Je suis fier également, à cette réunion de Berlin, d’avoir, avec mes
collègues hongrois, espagnol, italien, polonais et grec, obtenu la création
d’un label européen du patrimoine sur le modèle du patrimoine mondial de
l’humanité consacré par l’UNESCO. J’apposerai, en France, les premières
plaques de ce label en mars, pendant que mes collègues italien et grec le
feront sur le Capitole et sur l’Acropole ! En à peine deux ans, dans l’élan
des rencontres de l’Europe de la culture, nous aurons réussi, à plusieurs, à
créer des règles de classement communes, et à lancer une liste qui, je
l’espère, permettra, d’ici un siècle, de repérer et protéger, ensemble, sous le
regard de tous nos peuples, l’essence du patrimoine européen, qu’il
s’agisse des lieux de mémoire ou des lieux de création.

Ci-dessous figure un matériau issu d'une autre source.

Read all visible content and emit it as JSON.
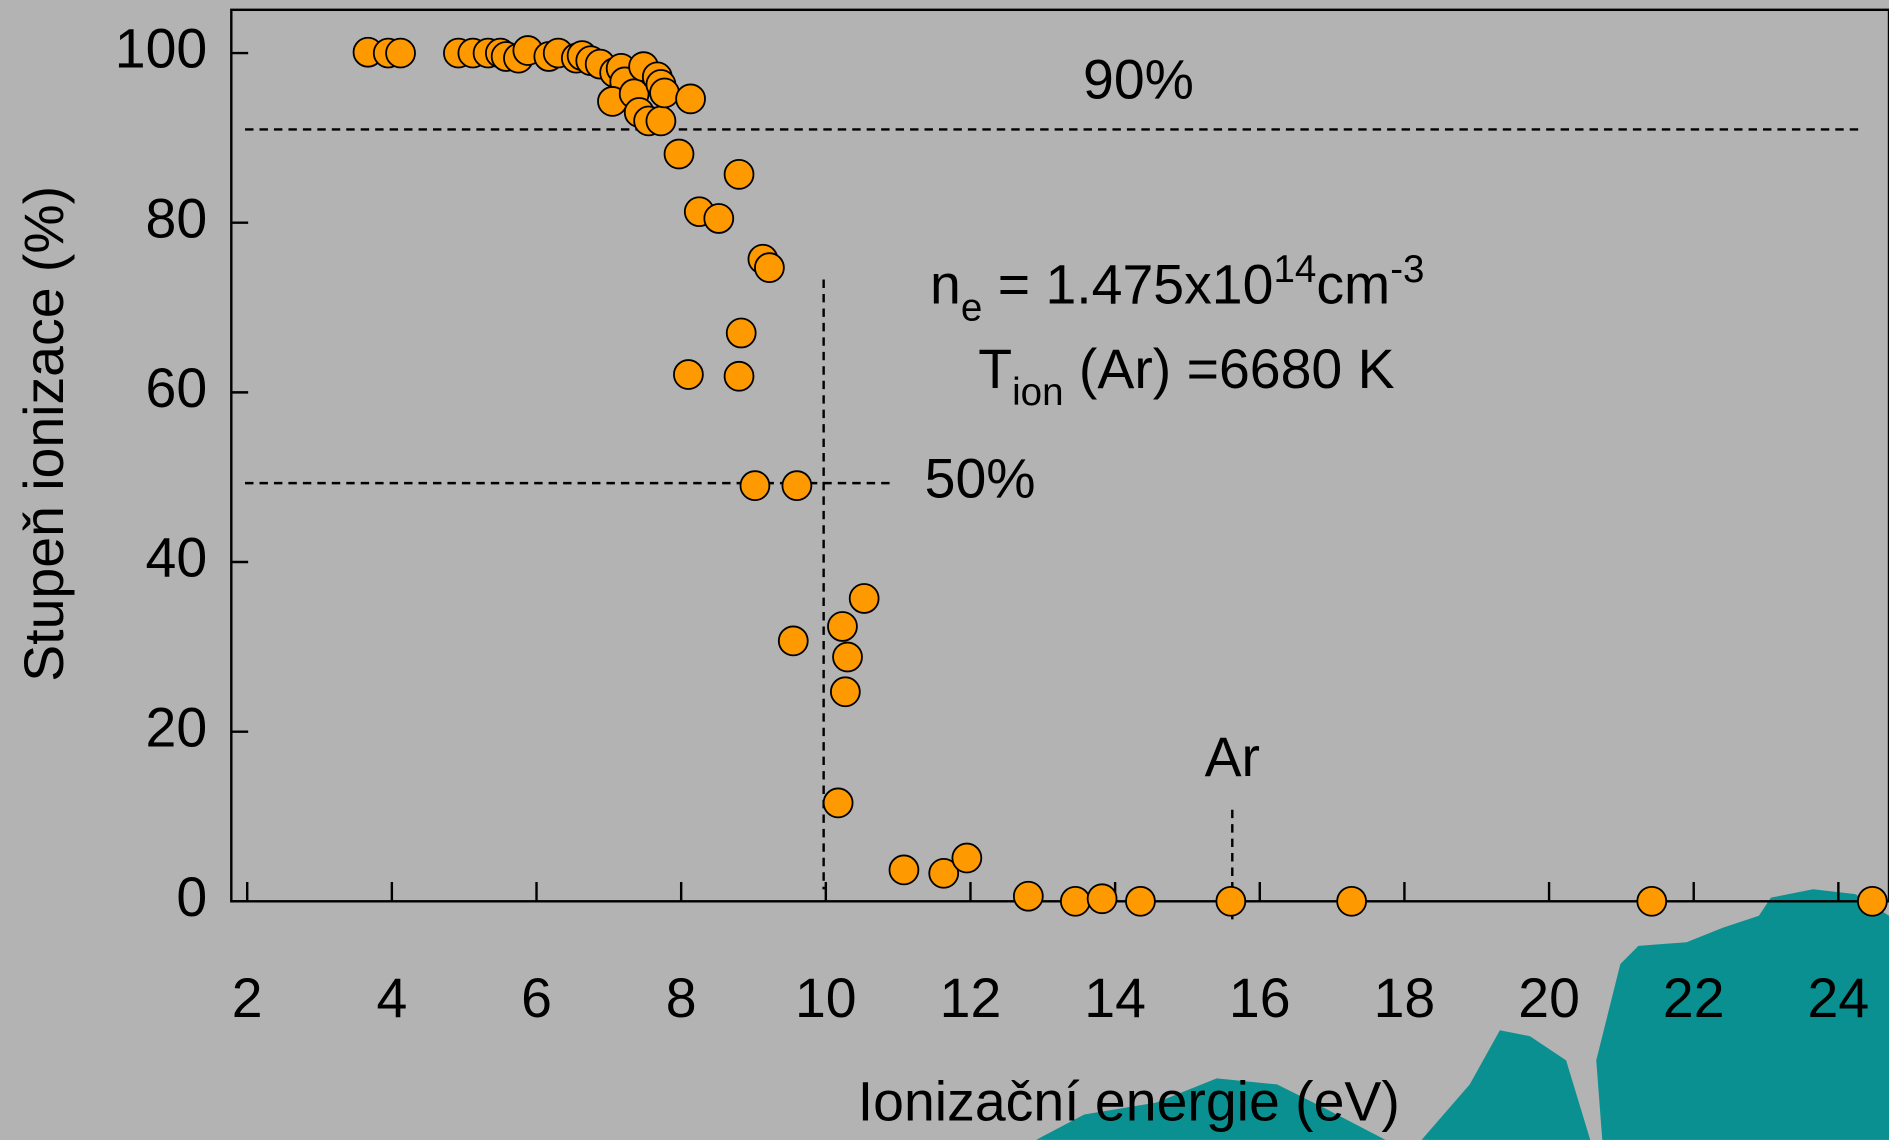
{
  "chart_data": {
    "type": "scatter",
    "x_label": "Ionizační energie (eV)",
    "y_label": "Stupeň ionizace (%)",
    "xlim": [
      1.78,
      24.7
    ],
    "ylim": [
      0,
      105.1
    ],
    "xticks": [
      2,
      4,
      6,
      8,
      10,
      12,
      14,
      16,
      18,
      20,
      22,
      24
    ],
    "yticks": [
      0,
      20,
      40,
      60,
      80,
      100
    ],
    "color": "#ff9900",
    "x": [
      3.67,
      3.95,
      4.12,
      4.92,
      5.12,
      5.33,
      5.5,
      5.58,
      5.75,
      5.88,
      6.17,
      6.3,
      6.55,
      6.63,
      6.75,
      6.88,
      7.08,
      7.17,
      7.22,
      7.05,
      7.35,
      7.42,
      7.48,
      7.55,
      7.67,
      7.72,
      7.72,
      7.77,
      8.13,
      7.97,
      8.25,
      8.52,
      8.8,
      9.13,
      9.22,
      8.83,
      8.1,
      8.8,
      9.02,
      9.6,
      9.55,
      10.53,
      10.23,
      10.3,
      10.27,
      10.17,
      11.08,
      11.63,
      11.95,
      12.8,
      13.45,
      13.82,
      14.35,
      15.6,
      17.27,
      21.42,
      24.47
    ],
    "values": [
      100.1,
      100,
      100,
      100,
      100,
      100,
      100,
      99.6,
      99.4,
      100.3,
      99.6,
      100,
      99.4,
      99.7,
      99.1,
      98.7,
      97.7,
      98.2,
      96.6,
      94.3,
      95.2,
      93,
      98.4,
      92,
      97.2,
      96.3,
      92,
      95.3,
      94.6,
      88.1,
      81.3,
      80.5,
      85.7,
      75.7,
      74.7,
      67,
      62.1,
      61.9,
      49,
      49,
      30.7,
      35.7,
      32.4,
      28.8,
      24.7,
      11.6,
      3.7,
      3.3,
      5.1,
      0.6,
      0,
      0.3,
      0,
      0,
      0,
      0,
      0
    ],
    "reference_lines": [
      {
        "label": "90%",
        "x": [
          1.97,
          24.3
        ],
        "y": [
          91,
          91
        ]
      },
      {
        "label": "50%",
        "x": [
          1.97,
          10.9
        ],
        "y": [
          49.3,
          49.3
        ]
      },
      {
        "x": [
          9.97,
          9.97
        ],
        "y": [
          73.3,
          1.4
        ]
      },
      {
        "label": "Ar",
        "x": [
          15.62,
          15.62
        ],
        "y": [
          10.8,
          -2.4
        ]
      }
    ],
    "ne_label": {
      "symbol": "n",
      "subscript": "e",
      "text": " = 1.475x10",
      "exponent": "14",
      "unit": "cm",
      "unit_exponent": "-3"
    },
    "t_label": {
      "symbol": "T",
      "subscript": "ion",
      "text": " (Ar) =6680 K"
    }
  }
}
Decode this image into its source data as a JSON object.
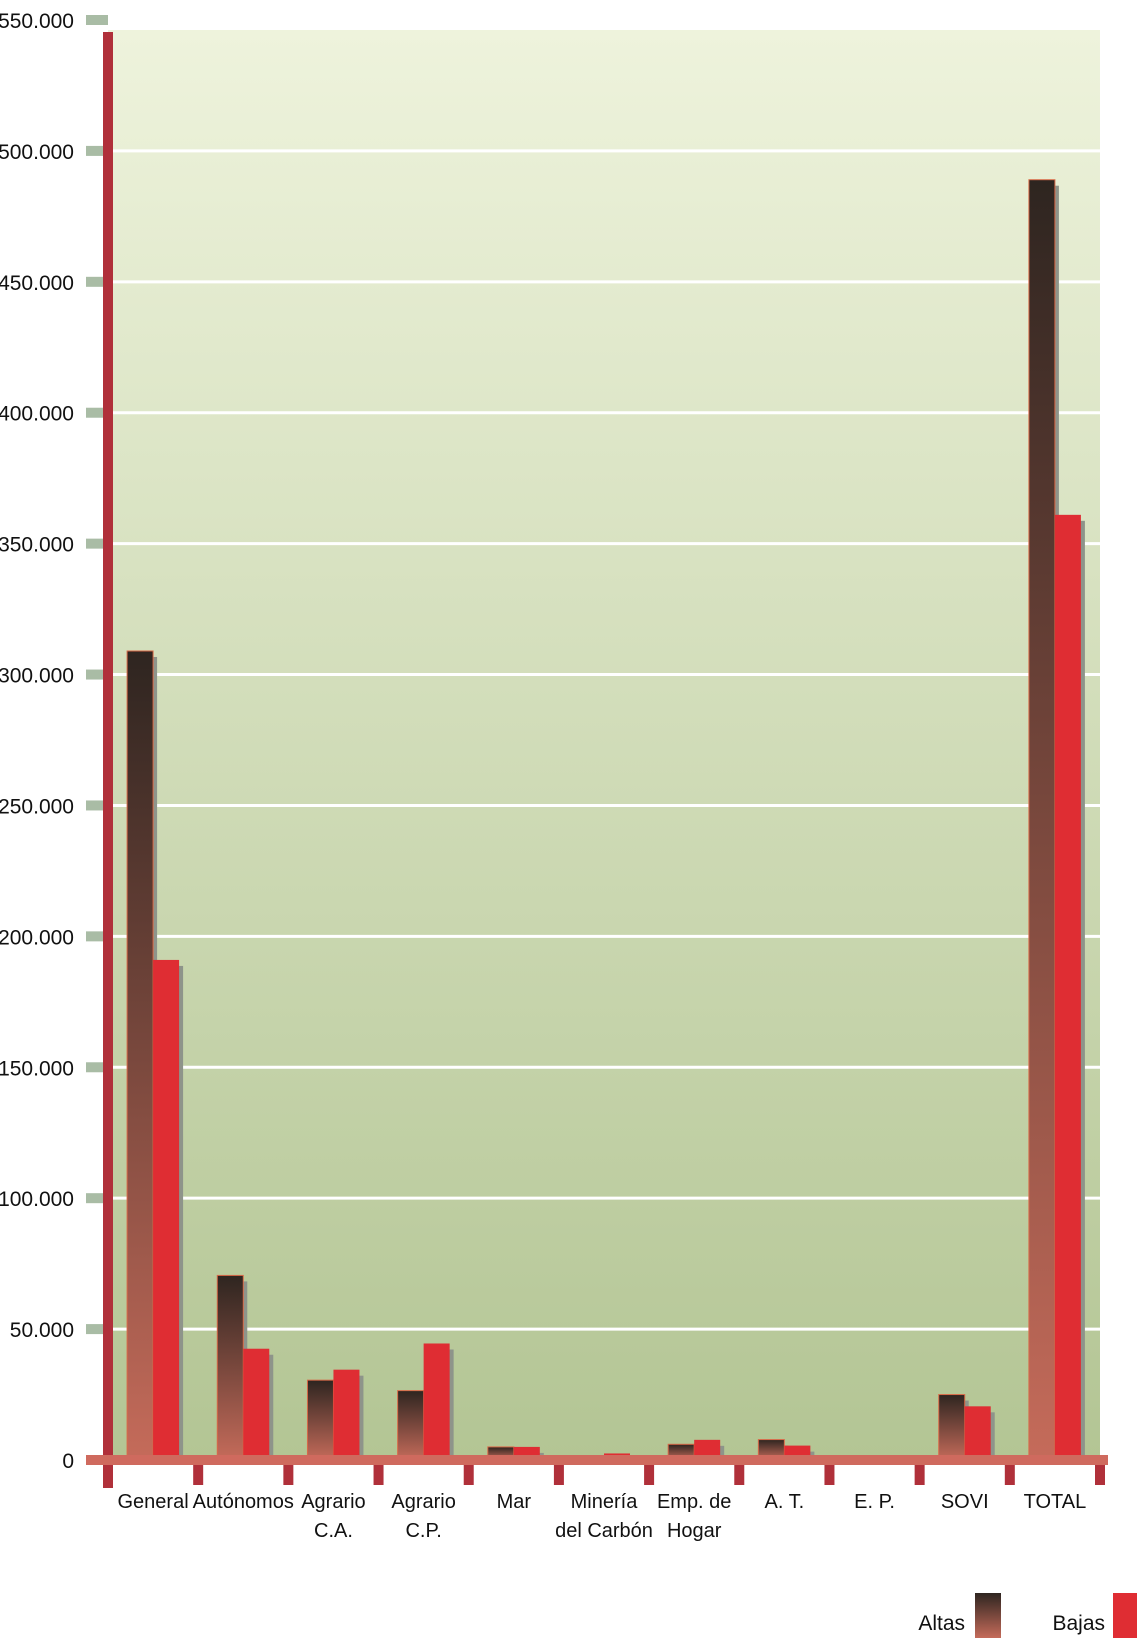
{
  "chart_data": {
    "type": "bar",
    "title": "",
    "xlabel": "",
    "ylabel": "",
    "ylim": [
      0,
      550000
    ],
    "yticks": [
      0,
      50000,
      100000,
      150000,
      200000,
      250000,
      300000,
      350000,
      400000,
      450000,
      500000,
      550000
    ],
    "ytick_labels": [
      "0",
      "50.000",
      "100.000",
      "150.000",
      "200.000",
      "250.000",
      "300.000",
      "350.000",
      "400.000",
      "450.000",
      "500.000",
      "550.000"
    ],
    "categories": [
      [
        "General"
      ],
      [
        "Autónomos"
      ],
      [
        "Agrario",
        "C.A."
      ],
      [
        "Agrario",
        "C.P."
      ],
      [
        "Mar"
      ],
      [
        "Minería",
        "del Carbón"
      ],
      [
        "Emp. de",
        "Hogar"
      ],
      [
        "A. T."
      ],
      [
        "E. P."
      ],
      [
        "SOVI"
      ],
      [
        "TOTAL"
      ]
    ],
    "series": [
      {
        "name": "Altas",
        "values": [
          309000,
          70500,
          30500,
          26500,
          5000,
          1500,
          6000,
          7800,
          0,
          25000,
          489000
        ]
      },
      {
        "name": "Bajas",
        "values": [
          191000,
          42500,
          34500,
          44500,
          5000,
          2500,
          7700,
          5500,
          1300,
          20500,
          361000
        ]
      }
    ],
    "grid": true,
    "legend_position": "bottom-right",
    "colors": {
      "altas_top": "#2e2520",
      "altas_bottom": "#c56b5a",
      "bajas": "#df2d33",
      "axis": "#b0303a",
      "tick_mark": "#a9bca5",
      "bg_top": "#eef3dc",
      "bg_bottom": "#b3c594",
      "grid": "#ffffff",
      "shadow": "#8e948a"
    }
  }
}
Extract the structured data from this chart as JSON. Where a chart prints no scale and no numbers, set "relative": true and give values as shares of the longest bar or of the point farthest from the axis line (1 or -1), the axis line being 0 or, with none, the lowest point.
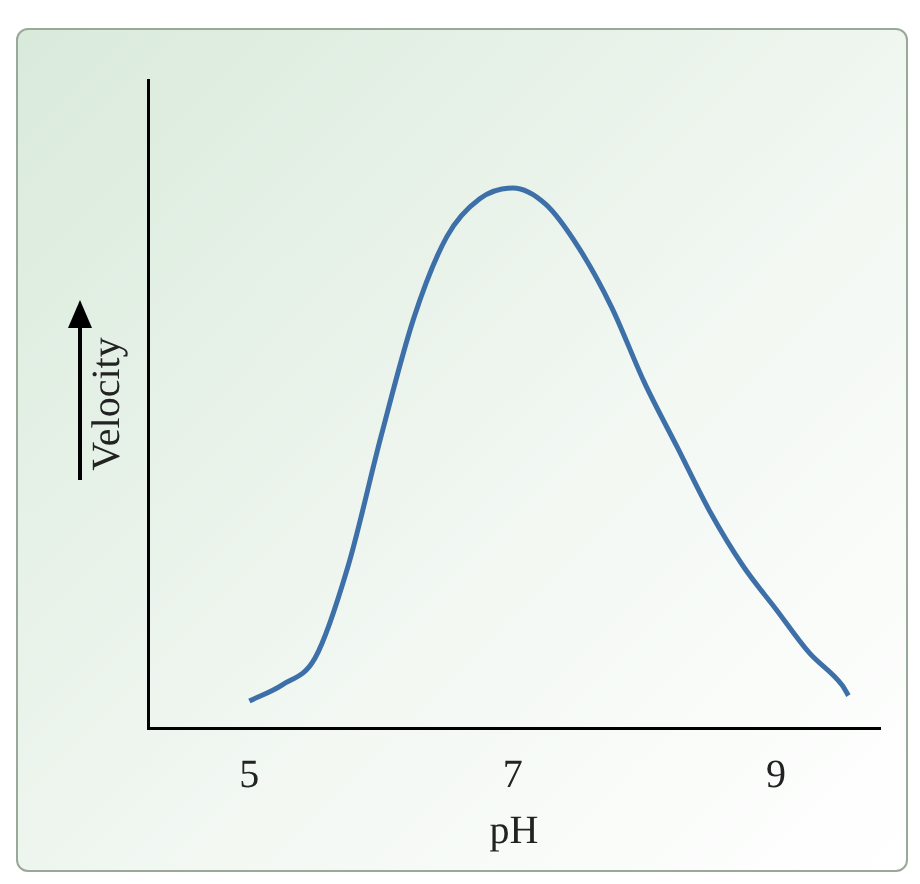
{
  "chart_data": {
    "type": "line",
    "xlabel": "pH",
    "ylabel": "Velocity",
    "relative": true,
    "x": [
      5,
      5.25,
      5.5,
      5.75,
      6,
      6.25,
      6.5,
      6.75,
      7,
      7.25,
      7.5,
      7.75,
      8,
      8.25,
      8.5,
      8.75,
      9,
      9.25,
      9.5,
      9.55
    ],
    "series": [
      {
        "color": "#3d6fa8",
        "values": [
          0.05,
          0.08,
          0.13,
          0.3,
          0.54,
          0.76,
          0.91,
          0.98,
          1,
          0.97,
          0.89,
          0.78,
          0.64,
          0.52,
          0.4,
          0.3,
          0.22,
          0.14,
          0.08,
          0.06
        ]
      }
    ],
    "xlim": [
      4.23,
      9.79
    ],
    "xticks": [
      5,
      7,
      9
    ],
    "grid": false,
    "legend": false,
    "marker": "none",
    "line_style": "solid"
  }
}
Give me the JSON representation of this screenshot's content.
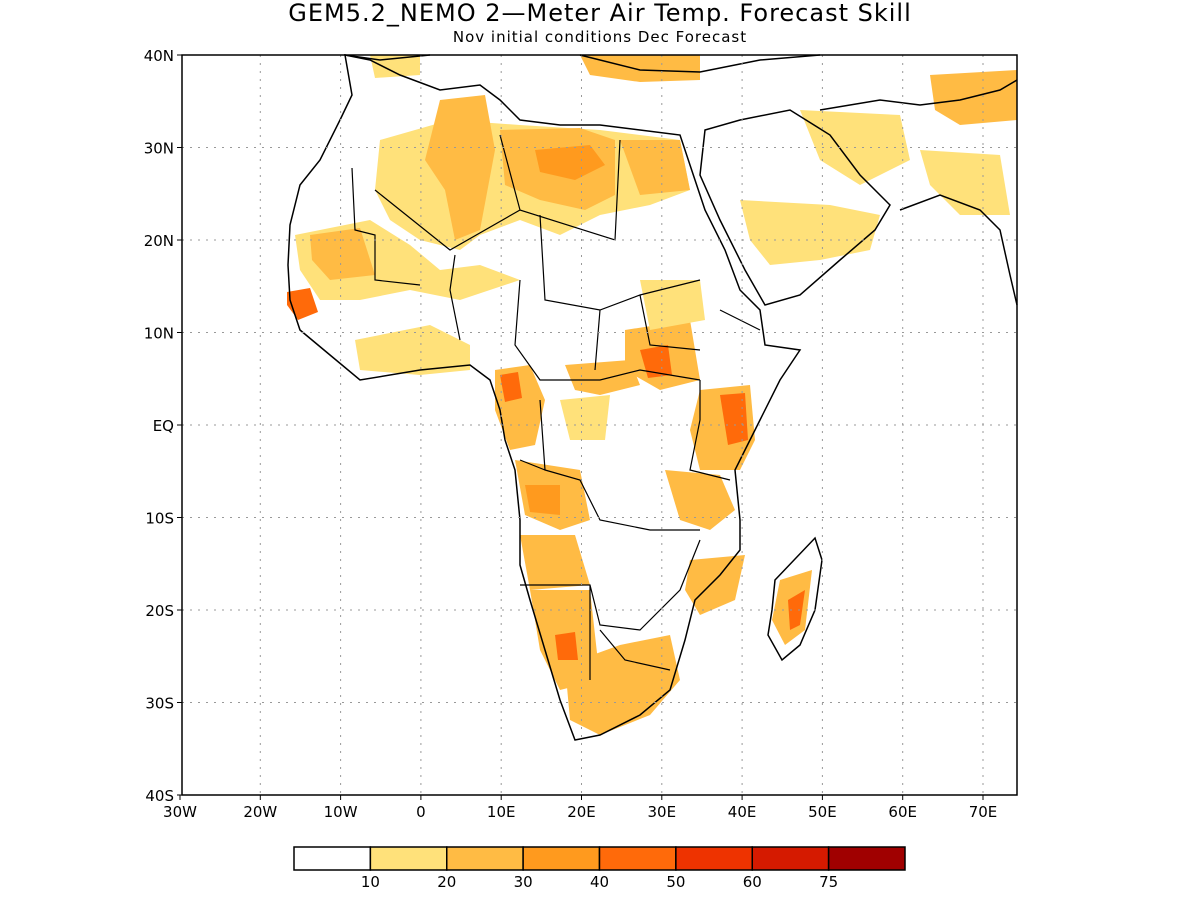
{
  "title": "GEM5.2_NEMO 2—Meter Air Temp. Forecast Skill",
  "subtitle": "Nov initial conditions  Dec Forecast",
  "axes": {
    "lon_labels": [
      "30W",
      "20W",
      "10W",
      "0",
      "10E",
      "20E",
      "30E",
      "40E",
      "50E",
      "60E",
      "70E"
    ],
    "lat_labels": [
      "40N",
      "30N",
      "20N",
      "10N",
      "EQ",
      "10S",
      "20S",
      "30S",
      "40S"
    ],
    "grid": true
  },
  "legend": {
    "labels": [
      "10",
      "20",
      "30",
      "40",
      "50",
      "60",
      "75"
    ],
    "colors": [
      "#ffffff",
      "#ffe17a",
      "#ffbb44",
      "#ff9a1e",
      "#ff6a0a",
      "#ee3300",
      "#d51a00",
      "#a00000"
    ]
  },
  "colors": {
    "land_outline": "#000000",
    "grid": "#999999"
  }
}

Car ce label
s’adresse aussi à vous, maisons d’opéra, maisons d’hier et d’aujourd’hui !

Je suis fier enfin d’avoir participé aux débuts d’une aventure que j’espère
prometteuse, comme le fut l’union des Européens dans la conquête de
l’espace autour de la fusée Ariane. Je pense à la Bibliothèque numérique
européenne et à ce magnifique outil de démocratisation culturelle que
représente la Toile. Je souhaite que les Européens s’associent pour diffuser
en ligne tout le savoir que contiennent leurs bibliothèques publiques, et
qu’ils le fassent dans la multiplicité de leurs langues, qui reflète si bien la
diversité de leurs cultures.

Loin de moi l’esprit de satisfaction. Nous avons tant de choses encore à
faire, pour faciliter la mobilité des oeuvres et des artistes. Après le label
européen du patrimoine, j’aimerais participer à d’autres initiatives.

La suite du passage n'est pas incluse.